Early this year my husband, John, and I faced our most painful experience in a decade of marriage: We said goodbye to our dog, Sheba.
It wasn't a surprise. Sheba was elderly and her last weeks with us were a struggle. But that didn't make it any easier. From the moment I first saw Sheba in a New York City shelter – skinny, trembling, full of intense, imploring intelligence – I felt she was my canine doppelgänger. John used to joke that we shared just one soul between us.
The first Saturday after Sheba was gone, we fled to a diner for breakfast. There, we found ourselves crying into our pancakes – until John said the words I secretly longed to hear: "I'm ready for another dog as soon as you are."

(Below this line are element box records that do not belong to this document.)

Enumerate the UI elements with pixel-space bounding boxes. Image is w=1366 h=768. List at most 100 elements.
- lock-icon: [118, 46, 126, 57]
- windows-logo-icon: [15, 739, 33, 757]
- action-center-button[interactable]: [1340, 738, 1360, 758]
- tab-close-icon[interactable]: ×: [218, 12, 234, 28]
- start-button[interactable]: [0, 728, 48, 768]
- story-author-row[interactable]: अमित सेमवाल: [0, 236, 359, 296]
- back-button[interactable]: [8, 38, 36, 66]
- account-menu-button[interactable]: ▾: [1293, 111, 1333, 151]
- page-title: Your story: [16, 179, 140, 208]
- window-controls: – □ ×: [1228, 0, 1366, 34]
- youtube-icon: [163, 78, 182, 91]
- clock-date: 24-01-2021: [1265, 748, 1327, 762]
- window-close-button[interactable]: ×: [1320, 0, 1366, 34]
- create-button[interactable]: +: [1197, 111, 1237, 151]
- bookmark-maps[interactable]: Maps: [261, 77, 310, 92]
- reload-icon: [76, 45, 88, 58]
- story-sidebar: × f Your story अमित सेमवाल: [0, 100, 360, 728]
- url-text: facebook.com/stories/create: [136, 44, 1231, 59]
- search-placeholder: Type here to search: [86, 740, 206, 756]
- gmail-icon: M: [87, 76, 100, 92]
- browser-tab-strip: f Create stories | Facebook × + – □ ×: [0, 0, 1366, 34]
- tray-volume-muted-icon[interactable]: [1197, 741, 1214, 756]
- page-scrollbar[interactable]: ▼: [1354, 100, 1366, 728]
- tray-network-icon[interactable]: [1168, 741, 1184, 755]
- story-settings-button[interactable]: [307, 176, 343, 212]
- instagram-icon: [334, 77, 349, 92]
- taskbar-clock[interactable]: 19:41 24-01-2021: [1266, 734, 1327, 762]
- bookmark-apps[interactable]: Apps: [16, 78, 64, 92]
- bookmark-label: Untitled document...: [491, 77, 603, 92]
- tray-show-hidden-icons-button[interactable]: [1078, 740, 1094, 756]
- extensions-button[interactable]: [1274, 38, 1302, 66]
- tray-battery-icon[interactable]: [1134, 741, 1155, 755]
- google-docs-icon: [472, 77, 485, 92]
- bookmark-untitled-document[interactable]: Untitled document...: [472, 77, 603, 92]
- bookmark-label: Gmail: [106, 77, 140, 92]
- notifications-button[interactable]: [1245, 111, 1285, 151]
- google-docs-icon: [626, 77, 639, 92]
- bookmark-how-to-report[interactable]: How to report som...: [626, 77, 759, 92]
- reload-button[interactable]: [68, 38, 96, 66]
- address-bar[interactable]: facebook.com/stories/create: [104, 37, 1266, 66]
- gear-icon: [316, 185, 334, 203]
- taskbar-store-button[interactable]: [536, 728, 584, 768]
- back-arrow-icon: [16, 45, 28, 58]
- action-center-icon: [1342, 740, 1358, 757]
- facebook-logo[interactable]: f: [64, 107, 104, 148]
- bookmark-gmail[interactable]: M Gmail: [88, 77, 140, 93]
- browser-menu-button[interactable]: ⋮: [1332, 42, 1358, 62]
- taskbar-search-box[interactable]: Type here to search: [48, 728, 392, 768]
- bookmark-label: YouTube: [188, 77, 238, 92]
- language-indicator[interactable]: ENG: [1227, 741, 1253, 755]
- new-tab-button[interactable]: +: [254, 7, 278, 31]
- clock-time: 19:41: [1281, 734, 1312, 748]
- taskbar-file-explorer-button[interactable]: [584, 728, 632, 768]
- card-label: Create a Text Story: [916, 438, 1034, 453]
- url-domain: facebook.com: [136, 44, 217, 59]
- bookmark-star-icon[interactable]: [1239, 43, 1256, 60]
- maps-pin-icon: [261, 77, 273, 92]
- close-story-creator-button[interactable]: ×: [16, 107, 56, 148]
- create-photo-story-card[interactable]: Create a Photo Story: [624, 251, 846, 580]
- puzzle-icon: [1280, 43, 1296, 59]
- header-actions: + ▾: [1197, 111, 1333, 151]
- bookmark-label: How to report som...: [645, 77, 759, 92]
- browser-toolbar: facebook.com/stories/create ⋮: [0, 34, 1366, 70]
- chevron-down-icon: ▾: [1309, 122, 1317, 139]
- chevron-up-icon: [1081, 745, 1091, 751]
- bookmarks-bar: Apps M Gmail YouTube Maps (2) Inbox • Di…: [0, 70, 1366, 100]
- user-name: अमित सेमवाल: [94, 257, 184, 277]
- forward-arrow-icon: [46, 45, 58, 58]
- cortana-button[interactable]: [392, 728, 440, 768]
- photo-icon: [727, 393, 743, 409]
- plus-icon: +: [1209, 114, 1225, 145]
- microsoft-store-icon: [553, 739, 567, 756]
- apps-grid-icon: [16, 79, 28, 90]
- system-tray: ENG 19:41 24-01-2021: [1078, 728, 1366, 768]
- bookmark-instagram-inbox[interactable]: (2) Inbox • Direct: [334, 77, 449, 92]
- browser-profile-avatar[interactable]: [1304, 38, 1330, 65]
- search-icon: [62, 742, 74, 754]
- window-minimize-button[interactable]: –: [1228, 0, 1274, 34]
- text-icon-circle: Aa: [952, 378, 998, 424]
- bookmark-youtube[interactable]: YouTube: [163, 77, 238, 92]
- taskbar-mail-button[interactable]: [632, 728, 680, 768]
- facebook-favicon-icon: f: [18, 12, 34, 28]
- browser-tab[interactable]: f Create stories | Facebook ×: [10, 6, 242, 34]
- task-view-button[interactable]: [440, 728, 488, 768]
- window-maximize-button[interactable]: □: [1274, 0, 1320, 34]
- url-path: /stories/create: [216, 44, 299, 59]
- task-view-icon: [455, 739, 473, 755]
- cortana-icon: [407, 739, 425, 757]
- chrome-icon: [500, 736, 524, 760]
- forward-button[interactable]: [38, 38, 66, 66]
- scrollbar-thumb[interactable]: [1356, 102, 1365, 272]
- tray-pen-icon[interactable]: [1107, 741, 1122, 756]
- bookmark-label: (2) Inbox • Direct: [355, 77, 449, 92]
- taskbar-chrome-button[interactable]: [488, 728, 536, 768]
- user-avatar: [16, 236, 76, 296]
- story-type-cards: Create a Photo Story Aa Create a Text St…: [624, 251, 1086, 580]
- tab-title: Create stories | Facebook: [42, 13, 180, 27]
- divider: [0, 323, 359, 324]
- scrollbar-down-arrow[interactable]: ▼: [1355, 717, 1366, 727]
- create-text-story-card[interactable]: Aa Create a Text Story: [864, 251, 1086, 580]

Two days later we were at an animal shelter. On one level, it seemed crazy. Sheba was irreplaceable, we knew that. But as John pointed out, there is no shortage of dogs in need. Why not heal our hearts by taking home a stray?
Next thing we knew we were back in the car. Perched on the backseat, nestled into the reassuring arms of our overjoyed 8-year-old neighbor David, was Lucie, a sleek and graceful 1-year-old mini-Lab-greyhound mix rescued from the streets of Puerto Rico.
We had done it. We were dogless no more.
Lucie had a whirlwind first few days. She met our cats (with surprisingly little incident), refused to climb stairs (John carried her), forgot that she was housebroken, and chewed everything in sight. But that was all right. We understood that the early weeks might be shaky.
I worked from home for a few days to keep Lucie company. From the start she was eager to explore by day and snuggle at night, amusing both of us by offering vigorous face-washing with her darting, lively tongue.
It was going well. So on the fourth full day I decided to take her to doggie day care for a few hours. Sheba had always enjoyed day care while we were away at work, and we expected that Lucie, once settled in, would do the same.
Lucie and I walked together to the pet store, which doubles as our local canine day-care facility. It was more than a mile from our house, in a direction she had not yet ventured.
I rushed into work, did as much as I could before noon, ate a quick lunch, then returned to the pet store, eager to hear how Lucie had fared.
The woman at the desk looked ashen. "Let me get the owner," she murmured. Had it been that bad, I wondered?
The owner came out from the back, as pale as her young colleague.
"We've been trying to call you," she said. "Lucie is gone. She slipped her collar while on a walk."
"No!" I shouted. "No, no, no!"
How could this be? Just two weeks after saying goodbye to Sheba, had we now lost another dog?
It all happened quickly from there. Posters were made and distributed – a lot of them. Authorities were contacted. Search parties were organized. John raced back from work and began canvassing the neighborhood on his bike. I sat in our house with both the front and back doors open – just in case, against all the odds, Lucie could find her way back to the home she barely knew.
But all too soon it was sunset and finally too dark and too late for the hunt to continue. As it happened, it was one of the coldest nights of the year. I could only wonder how the frigid Boston air must feel to a frightened puppy from a sunny island, now wandering strange city streets without so much as a collar around her neck.
Finally we went to bed. But a little before 2 a.m., I found myself awake and knew that I was done sleeping.
I went downstairs. The wind sounded cruel as it whipped around our block. "All I can do is pray," I thought. So I wrapped myself in a blanket and sat down by the fireplace to do just that.
Suddenly, a thought came to me. Although I had enjoyed my days with Lucie, a large part of me was still yearning for Sheba. That was not surprising, I knew. But Sheba had passed into better hands than my own – and I needed to trust that. Lucie was now the dog in our care and she was the one in need of my love and my prayers. I opened my heart to her – this time without reservations.
Within minutes, I heard a rough scratching sound. I flew to our back door and there she was, dancing wildly under the halo of the porch light – half-crazed with joy and relief, amazed, it seemed, at the beautiful, brave, impossible thing that she had done.
Lucie had come home.
Even as I ran up the stairs, whooping and shouting to wake John (Lucie at my heels, taking the stairs on her own for the first time), and as we shared the happy ending with friends and neighbors in the days that followed, I knew that things would never be the same.
No more was Lucie the dog who had taken Sheba's place. She was now just Lucie. She had come home in a profound way. She was our dog, and somewhere in her cold, courageous, 12-hour journey, she had proved it both to us and to herself.